Blanc's French Connection Is Golden
By Anne Swardson
Washington Post Foreign Service
Monday, June 29, 1998; Page C1
The victory put France into the quarterfinals against Italy Friday in Saint-Denis. And it sent home Paraguay, a surprise entrant into the round of 16 but a team with an iron-wall defense and a goalie, Jose Luis Chilavert, who is its heart and soul.
After Blanc finally air-kicked a short shot past Chilavert in the second period of overtime, a shot set up by a header from David Trezeguet off a cross by Robert Pires, Chilavert and three Paraguayan defenders fell to the ground in despair and exhaustion.
Chilavert was the first one to rise. He went to one teammate, then another, and gently lifted them to their feet and hugged them. At 32, this is probably Chilavert's last World Cup, but he is going out with class.
"It was a great effort from my players, but we made a few errors near the end, probably because of fatigue," said Paraguay Coach Paulo Cesar Carpeggiani. "In the penalty shootout, we would have stood a better chance."
This is the first World Cup to use sudden-death overtime, known in soccer as the "golden goal" rule, in the elimination round. In the 1994 tournament, the entire 30-minute overtime was played. If neither team scored in today's overtime, the game would have been decided on penalty kicks.
On the French team, no one player stood out, except for the one who wasn't there. If suspended halfback Zinedine Zidane had played, perhaps the crowd at Stade Felix Bollaert would have been spared the frustration of watching the French attack batter against the seemingly immovable Paraguayan defense for seven minutes short of two hours. But maybe not.
Zidane "may be the happiest one of us all tonight," said French Coach Aime Jacquet. Zidane has completed a two-game suspension and will be eligible to play against Italy.
"He certainly was missed. But the team won," said captain Didier Deschamps, echoing the sighs of relief among the French. "It'll be an advantage to have him back, and in fine form."

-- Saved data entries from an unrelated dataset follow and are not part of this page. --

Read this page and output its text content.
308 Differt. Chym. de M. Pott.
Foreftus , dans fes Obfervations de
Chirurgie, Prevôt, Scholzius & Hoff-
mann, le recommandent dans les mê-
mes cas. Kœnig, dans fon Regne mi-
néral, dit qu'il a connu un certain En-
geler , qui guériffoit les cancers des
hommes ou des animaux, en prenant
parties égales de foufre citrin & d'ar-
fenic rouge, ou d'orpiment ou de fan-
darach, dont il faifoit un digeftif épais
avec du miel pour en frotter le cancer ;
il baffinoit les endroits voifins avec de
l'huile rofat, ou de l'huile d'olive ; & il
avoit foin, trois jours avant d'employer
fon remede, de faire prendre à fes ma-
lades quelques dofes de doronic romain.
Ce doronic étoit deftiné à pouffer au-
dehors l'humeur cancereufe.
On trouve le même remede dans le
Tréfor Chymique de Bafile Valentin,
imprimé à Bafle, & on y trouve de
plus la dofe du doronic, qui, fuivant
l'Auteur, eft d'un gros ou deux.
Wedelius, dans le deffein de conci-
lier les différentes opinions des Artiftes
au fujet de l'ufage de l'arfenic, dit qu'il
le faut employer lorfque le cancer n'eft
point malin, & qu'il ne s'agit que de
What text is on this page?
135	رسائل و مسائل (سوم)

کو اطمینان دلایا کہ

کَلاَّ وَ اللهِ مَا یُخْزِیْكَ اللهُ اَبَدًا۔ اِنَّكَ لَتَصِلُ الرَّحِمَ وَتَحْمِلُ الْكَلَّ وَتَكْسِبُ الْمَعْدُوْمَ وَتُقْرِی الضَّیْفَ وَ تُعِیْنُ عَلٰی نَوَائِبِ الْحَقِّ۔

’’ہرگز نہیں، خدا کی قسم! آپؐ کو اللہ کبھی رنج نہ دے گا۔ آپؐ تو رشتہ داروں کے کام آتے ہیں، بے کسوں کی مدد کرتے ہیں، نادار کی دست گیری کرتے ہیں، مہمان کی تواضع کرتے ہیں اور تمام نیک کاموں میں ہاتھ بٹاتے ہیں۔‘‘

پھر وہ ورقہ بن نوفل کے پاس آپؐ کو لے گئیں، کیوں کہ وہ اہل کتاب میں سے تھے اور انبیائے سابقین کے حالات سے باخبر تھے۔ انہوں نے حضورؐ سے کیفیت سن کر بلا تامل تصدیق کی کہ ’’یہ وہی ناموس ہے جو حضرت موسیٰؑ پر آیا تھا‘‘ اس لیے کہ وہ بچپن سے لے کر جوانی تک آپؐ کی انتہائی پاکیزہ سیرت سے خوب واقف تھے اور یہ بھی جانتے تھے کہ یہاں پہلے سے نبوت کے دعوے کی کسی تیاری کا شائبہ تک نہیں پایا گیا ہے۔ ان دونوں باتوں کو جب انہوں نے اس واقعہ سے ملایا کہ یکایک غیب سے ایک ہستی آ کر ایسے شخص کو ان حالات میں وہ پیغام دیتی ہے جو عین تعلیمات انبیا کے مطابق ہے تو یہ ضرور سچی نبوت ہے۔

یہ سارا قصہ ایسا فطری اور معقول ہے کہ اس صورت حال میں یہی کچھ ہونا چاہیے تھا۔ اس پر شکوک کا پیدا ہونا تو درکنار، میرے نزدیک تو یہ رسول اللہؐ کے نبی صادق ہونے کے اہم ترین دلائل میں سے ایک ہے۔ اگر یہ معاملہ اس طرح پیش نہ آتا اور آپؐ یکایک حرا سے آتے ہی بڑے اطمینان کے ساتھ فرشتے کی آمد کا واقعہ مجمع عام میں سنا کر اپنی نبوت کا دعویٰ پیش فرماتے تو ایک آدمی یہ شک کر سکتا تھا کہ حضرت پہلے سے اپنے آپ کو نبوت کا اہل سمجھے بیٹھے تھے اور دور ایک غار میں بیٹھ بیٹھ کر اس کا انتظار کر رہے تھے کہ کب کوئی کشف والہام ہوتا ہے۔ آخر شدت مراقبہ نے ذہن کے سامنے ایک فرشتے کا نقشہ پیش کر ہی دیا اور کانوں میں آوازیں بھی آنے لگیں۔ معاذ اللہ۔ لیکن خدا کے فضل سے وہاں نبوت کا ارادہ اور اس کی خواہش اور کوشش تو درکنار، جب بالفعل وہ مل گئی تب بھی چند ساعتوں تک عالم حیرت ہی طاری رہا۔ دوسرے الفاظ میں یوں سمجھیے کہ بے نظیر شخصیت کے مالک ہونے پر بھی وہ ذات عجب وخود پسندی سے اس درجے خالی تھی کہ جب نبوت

France halfback Youri Djorkaeff did his best to rally the team through the center, and he had the ball a lot. One shot was deflected only by a dramatic flying save by Chilavert. But Djorkaeff also was as stymied as anyone. At one point, he lost the ball near the goal and slid to his knees in frustration.
To hear the players talk, Italy will be a familiar face, if not an easy game, compared with Paraguay.
"We're glad it's over, even with such a low score," said Pires, who subbed in in the second half. "It's good to beat a team like Paraguay. They were very difficult, they have a lot of energy. This was a departure into the unknown. We know Italy."
France tried everything against the omnipresent Paraguayan fullbacks. France tried closing in toward the goal, settling and shooting. The ball was blocked by the fullbacks. It tried long lobs overhead. Chilavert caught them. It tried short pops; the Paraguayans headed them back.
"Every time we took a shot, there was a head in the way," Deschamps said.
During the long buildup to this World Cup, it was said frequently that the French had the potential to go to the finals if they could get their offense in shape. In the first round, it appeared that had happened. Young newcomers Thierry Henry and David Trezeguet added attacking power to the solidity of veteran Zidane. In its first two first-round games, France scored seven goals and qualified for the round of 16.
But during the second game, against Saudi Arabia, Zidane received a two-game suspension for cleating. France won the following game against Denmark, 2-1. At the time it was seen as a hollow victory against an easy opponent; Denmark's 4-1 victory against Nigeria tonight changed that perception.
One potential casualty of the game: Henry suffered a sprained ankle, and whether he will be able to play against Italy was unknown.
Despite the energy of forward Jose Cardozo, the Paraguayans really never threatened. At one point, when French goalie Fabien Barthez caught a soft shot, he grinned; even with the game scoreless you could tell he was enjoying what happened to be his 27th birthday. Indeed, before the game Blanc gave Barthez's bald head a big kiss for good luck. It seemed to have worked.